CSAC 2.0 – On the Road Towards Lower SWaP-C
Michael Silveira, Peter Cash, Lichung Ha, Ali Darvishian, Dan Boschen, Daniel Aleksa, Luan Vo, and Mark Trainoff, Microchip/FTS; Mark Mescher, Draper; Darwin Serkland, Sandia; Wenqi Zhu, NIST
Location: Seaview A/B
Date/Time: Wednesday, Jan. 29, 2:12 p.m.
Chip-Scale Atomic Clock (CSAC) technology enables atomic-quality timing in portable battery-powered devices. CSAC enables novel architectures and topologies for critical position, navigation, and timing (PNT) applications. Since the release of the model SA.45s CSAC in 2011, and its successor the SA65s in 2021, Microchip Frequency and Time Systems (FTS) has shipped over 150,000 CSACs to customers utilizing its unique capabilities everywhere from ocean bottom sensors to low Earth orbiting space vehicles. However, further widespread adoption of CSAC into certain industries has been limited by its relatively high manufacturing cost.
The CSAC 2.0 Technology Investment Agreement (TIA) between Microchip/FTS and the Army Research Laboratory (ARL), with partial funding from OSD/MSTP, has the primary objective of developing manufacturing capability to ultimately deliver one million CSACs per year at an average selling price of approximately $300. While not altering the fundamental device physics, which has demonstrated sufficient performance to meet most DoD requirements, the first two phases of the project are revisiting the architecture, components, and manufacturing processes that comprise the CSAC with the objective of reducing cost and improving yield.
At PTTI 2025, Microchip/FTS will present the latest developments of the CSAC 2.0 program. These developments cover the initial prototype builds and testing of the latest iteration of the Horizontal Inline Physics Package (HIPP), which includes advancements in atomic vapor cell manufacturing, new beam forming and polarization optics, and updates to the design of the isolation suspensions.

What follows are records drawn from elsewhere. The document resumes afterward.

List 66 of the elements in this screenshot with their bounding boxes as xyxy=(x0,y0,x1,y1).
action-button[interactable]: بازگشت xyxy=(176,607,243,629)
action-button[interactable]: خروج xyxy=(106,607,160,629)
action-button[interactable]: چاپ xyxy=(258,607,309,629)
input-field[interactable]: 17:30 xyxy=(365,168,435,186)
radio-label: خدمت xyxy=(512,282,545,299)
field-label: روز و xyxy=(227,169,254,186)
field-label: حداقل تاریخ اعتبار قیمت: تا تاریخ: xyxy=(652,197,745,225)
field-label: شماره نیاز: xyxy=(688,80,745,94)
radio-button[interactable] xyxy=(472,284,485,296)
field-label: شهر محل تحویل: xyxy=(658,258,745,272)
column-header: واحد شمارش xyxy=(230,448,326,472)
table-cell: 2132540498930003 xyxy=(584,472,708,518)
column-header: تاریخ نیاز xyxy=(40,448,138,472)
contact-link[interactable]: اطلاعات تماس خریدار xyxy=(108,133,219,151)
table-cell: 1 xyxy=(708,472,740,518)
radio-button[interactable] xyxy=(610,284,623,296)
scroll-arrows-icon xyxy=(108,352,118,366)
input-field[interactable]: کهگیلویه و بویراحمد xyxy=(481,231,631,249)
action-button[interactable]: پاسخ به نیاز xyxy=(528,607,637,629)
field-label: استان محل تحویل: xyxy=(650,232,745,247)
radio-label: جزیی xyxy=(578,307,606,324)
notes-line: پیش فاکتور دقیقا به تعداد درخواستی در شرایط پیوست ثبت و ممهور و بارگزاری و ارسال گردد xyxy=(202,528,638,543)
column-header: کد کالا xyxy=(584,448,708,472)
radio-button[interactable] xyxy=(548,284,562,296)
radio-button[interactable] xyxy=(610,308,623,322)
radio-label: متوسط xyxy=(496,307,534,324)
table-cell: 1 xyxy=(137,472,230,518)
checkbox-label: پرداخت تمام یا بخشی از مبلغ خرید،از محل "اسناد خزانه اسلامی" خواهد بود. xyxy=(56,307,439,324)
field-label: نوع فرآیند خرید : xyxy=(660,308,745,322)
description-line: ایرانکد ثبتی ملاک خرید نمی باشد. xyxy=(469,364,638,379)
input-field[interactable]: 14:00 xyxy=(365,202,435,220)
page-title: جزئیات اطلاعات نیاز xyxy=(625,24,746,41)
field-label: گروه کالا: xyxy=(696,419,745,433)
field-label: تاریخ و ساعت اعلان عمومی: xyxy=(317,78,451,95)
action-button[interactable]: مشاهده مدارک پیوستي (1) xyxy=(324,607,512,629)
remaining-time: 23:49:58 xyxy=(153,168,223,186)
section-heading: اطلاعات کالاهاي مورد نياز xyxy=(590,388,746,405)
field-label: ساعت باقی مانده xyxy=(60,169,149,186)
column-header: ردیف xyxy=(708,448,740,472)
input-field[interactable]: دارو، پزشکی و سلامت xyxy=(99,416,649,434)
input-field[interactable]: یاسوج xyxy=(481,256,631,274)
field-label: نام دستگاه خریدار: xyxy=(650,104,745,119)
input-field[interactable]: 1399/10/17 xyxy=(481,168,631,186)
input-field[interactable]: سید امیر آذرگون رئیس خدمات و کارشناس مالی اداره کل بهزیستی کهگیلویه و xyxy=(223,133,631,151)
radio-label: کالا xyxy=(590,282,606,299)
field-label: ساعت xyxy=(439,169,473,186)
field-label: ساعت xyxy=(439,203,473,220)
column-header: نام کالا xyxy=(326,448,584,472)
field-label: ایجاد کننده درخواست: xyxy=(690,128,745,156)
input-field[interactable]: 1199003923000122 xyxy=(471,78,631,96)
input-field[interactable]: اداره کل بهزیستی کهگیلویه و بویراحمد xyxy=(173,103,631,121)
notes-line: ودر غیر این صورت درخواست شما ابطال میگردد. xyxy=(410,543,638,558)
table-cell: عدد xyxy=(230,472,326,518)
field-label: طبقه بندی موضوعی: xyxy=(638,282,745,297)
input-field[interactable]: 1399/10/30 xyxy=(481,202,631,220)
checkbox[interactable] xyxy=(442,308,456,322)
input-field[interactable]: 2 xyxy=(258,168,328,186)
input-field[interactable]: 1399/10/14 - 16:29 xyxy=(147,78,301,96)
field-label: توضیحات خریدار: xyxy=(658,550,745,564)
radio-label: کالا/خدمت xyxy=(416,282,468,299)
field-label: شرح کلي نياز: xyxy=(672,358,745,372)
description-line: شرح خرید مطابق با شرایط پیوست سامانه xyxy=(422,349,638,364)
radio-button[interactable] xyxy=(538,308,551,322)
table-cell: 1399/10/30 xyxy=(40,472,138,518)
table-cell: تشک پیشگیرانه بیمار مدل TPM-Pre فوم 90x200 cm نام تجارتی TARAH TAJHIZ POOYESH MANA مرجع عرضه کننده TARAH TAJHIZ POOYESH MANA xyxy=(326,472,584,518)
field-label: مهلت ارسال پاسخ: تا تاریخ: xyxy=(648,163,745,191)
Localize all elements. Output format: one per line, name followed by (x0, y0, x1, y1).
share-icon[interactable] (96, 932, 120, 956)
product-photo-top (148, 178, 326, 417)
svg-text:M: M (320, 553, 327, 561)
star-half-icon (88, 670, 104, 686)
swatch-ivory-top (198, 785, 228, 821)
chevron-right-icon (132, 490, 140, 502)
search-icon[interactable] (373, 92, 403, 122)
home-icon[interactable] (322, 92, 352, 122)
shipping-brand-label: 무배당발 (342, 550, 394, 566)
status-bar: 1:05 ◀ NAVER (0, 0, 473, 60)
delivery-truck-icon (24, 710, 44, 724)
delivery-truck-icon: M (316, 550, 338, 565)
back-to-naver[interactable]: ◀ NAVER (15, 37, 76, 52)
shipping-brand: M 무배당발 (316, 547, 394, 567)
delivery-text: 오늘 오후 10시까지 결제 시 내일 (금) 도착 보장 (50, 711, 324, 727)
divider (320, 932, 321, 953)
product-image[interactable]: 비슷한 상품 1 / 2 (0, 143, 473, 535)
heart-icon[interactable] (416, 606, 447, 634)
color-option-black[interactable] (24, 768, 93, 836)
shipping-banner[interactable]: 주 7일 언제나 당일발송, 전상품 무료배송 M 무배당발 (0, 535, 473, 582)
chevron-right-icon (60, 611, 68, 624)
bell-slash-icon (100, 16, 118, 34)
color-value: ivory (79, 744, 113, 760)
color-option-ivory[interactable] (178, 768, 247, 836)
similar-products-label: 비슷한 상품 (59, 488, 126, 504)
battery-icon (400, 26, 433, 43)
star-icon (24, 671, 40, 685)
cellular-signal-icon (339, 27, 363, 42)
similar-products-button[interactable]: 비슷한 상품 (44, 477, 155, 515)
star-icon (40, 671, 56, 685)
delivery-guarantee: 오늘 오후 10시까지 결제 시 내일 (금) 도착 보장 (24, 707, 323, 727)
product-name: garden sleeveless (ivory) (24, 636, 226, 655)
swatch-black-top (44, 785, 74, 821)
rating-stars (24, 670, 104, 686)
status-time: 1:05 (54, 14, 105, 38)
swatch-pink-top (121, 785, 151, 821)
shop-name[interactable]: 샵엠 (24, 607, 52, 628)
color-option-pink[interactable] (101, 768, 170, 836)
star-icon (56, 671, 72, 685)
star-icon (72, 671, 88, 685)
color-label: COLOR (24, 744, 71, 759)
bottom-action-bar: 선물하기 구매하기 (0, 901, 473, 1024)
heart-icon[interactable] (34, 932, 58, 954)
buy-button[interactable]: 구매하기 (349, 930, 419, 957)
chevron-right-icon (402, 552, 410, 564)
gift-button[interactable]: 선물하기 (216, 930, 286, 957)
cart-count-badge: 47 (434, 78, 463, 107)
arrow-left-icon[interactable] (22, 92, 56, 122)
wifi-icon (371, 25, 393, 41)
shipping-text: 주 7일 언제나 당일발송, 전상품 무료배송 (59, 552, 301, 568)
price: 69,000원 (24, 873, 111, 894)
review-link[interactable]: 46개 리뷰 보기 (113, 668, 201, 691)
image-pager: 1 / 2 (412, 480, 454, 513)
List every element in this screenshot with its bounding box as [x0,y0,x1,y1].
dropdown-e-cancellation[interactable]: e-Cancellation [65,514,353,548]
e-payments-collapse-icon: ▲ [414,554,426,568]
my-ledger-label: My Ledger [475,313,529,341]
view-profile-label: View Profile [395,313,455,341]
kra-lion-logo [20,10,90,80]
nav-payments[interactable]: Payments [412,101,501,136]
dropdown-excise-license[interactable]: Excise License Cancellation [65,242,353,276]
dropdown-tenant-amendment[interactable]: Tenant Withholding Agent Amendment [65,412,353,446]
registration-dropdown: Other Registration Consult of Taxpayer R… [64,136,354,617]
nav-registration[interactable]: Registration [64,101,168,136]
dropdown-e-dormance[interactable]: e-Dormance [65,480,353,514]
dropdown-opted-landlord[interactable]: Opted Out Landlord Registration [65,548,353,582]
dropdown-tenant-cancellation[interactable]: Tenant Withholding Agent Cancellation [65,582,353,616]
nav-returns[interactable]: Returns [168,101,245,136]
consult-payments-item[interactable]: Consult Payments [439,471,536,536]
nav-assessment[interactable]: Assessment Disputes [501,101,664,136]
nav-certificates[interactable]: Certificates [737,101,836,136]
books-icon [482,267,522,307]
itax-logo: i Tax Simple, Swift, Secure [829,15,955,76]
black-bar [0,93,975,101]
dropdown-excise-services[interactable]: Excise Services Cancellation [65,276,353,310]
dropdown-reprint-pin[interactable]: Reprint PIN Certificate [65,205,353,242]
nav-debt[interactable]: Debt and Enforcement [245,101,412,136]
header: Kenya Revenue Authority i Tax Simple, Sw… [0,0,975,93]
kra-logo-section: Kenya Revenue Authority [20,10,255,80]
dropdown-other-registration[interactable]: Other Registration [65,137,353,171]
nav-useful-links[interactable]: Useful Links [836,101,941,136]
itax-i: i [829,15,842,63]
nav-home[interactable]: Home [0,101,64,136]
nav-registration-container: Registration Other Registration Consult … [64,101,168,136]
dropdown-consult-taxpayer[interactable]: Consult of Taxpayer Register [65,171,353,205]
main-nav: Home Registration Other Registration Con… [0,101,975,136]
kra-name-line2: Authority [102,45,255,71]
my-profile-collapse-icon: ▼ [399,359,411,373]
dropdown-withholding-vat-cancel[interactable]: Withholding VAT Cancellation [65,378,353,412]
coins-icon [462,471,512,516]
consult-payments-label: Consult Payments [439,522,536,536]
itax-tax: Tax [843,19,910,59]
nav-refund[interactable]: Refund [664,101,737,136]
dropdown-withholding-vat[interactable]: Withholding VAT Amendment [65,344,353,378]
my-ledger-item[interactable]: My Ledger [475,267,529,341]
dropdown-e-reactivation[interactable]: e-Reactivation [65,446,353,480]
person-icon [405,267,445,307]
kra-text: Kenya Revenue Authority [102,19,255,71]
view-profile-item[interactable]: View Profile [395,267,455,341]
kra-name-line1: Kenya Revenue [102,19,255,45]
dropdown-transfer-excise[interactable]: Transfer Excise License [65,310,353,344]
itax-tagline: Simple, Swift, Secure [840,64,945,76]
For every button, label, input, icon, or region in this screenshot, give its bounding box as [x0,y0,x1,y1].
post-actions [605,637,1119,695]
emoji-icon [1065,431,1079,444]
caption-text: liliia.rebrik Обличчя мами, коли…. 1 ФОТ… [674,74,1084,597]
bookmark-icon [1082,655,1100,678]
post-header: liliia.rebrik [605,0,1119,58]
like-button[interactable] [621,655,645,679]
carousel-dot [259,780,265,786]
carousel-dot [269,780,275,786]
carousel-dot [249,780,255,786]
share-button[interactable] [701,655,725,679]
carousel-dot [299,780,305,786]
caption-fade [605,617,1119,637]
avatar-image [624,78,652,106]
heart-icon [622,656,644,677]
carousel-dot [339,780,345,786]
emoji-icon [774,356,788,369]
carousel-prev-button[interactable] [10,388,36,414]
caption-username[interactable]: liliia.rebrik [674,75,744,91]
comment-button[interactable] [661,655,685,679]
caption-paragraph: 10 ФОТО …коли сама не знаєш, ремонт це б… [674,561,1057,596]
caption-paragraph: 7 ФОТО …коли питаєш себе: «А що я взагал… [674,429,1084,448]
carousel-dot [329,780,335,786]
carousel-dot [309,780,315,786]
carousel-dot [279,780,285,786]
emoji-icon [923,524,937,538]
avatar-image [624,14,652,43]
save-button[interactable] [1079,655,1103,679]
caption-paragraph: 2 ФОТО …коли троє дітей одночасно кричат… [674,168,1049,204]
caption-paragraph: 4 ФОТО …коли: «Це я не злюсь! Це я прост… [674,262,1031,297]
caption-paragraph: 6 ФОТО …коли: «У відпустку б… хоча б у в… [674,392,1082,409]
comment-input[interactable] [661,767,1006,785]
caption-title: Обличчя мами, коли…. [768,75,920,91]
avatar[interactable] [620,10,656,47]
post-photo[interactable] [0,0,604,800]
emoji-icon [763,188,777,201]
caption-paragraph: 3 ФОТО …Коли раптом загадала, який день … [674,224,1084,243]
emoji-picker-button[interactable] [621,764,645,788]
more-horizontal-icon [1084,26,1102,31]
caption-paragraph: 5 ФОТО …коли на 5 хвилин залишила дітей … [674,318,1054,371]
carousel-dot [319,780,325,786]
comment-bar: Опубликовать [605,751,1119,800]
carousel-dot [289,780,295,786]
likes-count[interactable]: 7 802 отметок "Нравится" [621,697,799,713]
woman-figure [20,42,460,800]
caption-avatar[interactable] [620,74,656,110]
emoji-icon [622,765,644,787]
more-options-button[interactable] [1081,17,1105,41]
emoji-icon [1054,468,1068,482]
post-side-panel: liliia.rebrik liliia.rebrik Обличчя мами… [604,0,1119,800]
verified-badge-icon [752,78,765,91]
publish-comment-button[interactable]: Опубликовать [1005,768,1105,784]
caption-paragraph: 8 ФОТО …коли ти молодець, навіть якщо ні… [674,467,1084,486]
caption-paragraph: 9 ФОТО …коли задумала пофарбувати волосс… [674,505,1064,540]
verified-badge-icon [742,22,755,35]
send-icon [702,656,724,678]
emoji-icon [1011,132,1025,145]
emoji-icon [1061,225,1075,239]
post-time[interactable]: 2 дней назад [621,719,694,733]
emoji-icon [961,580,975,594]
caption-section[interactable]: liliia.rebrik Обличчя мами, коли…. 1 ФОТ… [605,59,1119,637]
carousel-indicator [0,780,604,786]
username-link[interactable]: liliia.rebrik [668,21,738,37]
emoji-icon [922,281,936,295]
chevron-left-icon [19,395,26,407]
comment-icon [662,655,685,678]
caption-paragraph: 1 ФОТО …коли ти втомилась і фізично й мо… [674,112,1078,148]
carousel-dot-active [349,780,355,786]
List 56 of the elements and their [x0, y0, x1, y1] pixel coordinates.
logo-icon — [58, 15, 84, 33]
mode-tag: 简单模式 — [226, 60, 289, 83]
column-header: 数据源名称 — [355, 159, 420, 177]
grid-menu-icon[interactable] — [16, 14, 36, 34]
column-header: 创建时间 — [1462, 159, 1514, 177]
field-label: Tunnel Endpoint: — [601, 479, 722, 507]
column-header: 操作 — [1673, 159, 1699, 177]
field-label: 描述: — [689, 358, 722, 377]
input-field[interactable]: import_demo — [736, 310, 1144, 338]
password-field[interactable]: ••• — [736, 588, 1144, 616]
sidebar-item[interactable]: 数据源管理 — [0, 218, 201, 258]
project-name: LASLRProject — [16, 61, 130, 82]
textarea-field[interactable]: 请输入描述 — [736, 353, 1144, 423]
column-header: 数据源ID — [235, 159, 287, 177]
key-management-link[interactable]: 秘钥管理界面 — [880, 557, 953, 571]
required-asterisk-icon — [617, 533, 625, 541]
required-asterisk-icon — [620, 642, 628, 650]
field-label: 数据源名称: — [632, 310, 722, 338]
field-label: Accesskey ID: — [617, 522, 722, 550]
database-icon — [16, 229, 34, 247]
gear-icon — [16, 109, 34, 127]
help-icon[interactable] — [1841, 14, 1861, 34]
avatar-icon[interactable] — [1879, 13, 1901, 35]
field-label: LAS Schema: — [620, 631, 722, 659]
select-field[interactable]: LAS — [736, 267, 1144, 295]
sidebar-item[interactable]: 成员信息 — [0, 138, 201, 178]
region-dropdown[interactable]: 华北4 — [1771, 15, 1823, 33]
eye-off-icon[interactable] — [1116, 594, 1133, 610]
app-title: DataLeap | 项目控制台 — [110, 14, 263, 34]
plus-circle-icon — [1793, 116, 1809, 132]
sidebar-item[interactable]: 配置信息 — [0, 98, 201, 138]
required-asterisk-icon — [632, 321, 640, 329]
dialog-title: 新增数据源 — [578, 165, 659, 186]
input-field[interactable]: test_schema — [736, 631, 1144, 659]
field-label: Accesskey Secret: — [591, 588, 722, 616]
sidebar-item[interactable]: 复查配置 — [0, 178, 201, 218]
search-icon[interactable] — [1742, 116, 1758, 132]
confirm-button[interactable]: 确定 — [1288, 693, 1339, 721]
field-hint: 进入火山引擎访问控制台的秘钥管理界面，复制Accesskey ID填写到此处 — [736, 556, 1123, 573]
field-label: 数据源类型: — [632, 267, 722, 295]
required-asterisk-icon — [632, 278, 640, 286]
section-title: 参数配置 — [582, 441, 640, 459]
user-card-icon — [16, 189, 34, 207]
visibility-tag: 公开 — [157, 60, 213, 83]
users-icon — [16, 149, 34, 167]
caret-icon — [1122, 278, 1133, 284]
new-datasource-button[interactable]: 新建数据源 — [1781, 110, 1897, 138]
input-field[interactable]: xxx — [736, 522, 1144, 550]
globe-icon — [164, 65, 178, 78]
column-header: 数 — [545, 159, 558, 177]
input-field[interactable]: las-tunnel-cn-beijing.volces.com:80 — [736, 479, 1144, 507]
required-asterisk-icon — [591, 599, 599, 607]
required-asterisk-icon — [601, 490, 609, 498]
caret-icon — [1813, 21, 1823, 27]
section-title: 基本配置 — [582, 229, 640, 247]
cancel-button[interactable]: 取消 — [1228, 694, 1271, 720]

These developments will also cover the first electronics and software platform that incorporates a new microwave synthesizer application-specific integrated circuit (Synth ASIC). This new Synth ASIC contains the entire microwave synthesis chain, with precise frequency and amplitude control, in an ultra-low power, low cost, 16mm2 chip package. In addition, a plan for development of a mixed signal ASIC (MS ASIC) that will include multiple digital-to-analog converters, analog-to-digital converters, voltage/current drivers, photo-signal detectors, time interval counters, and more will also be presented.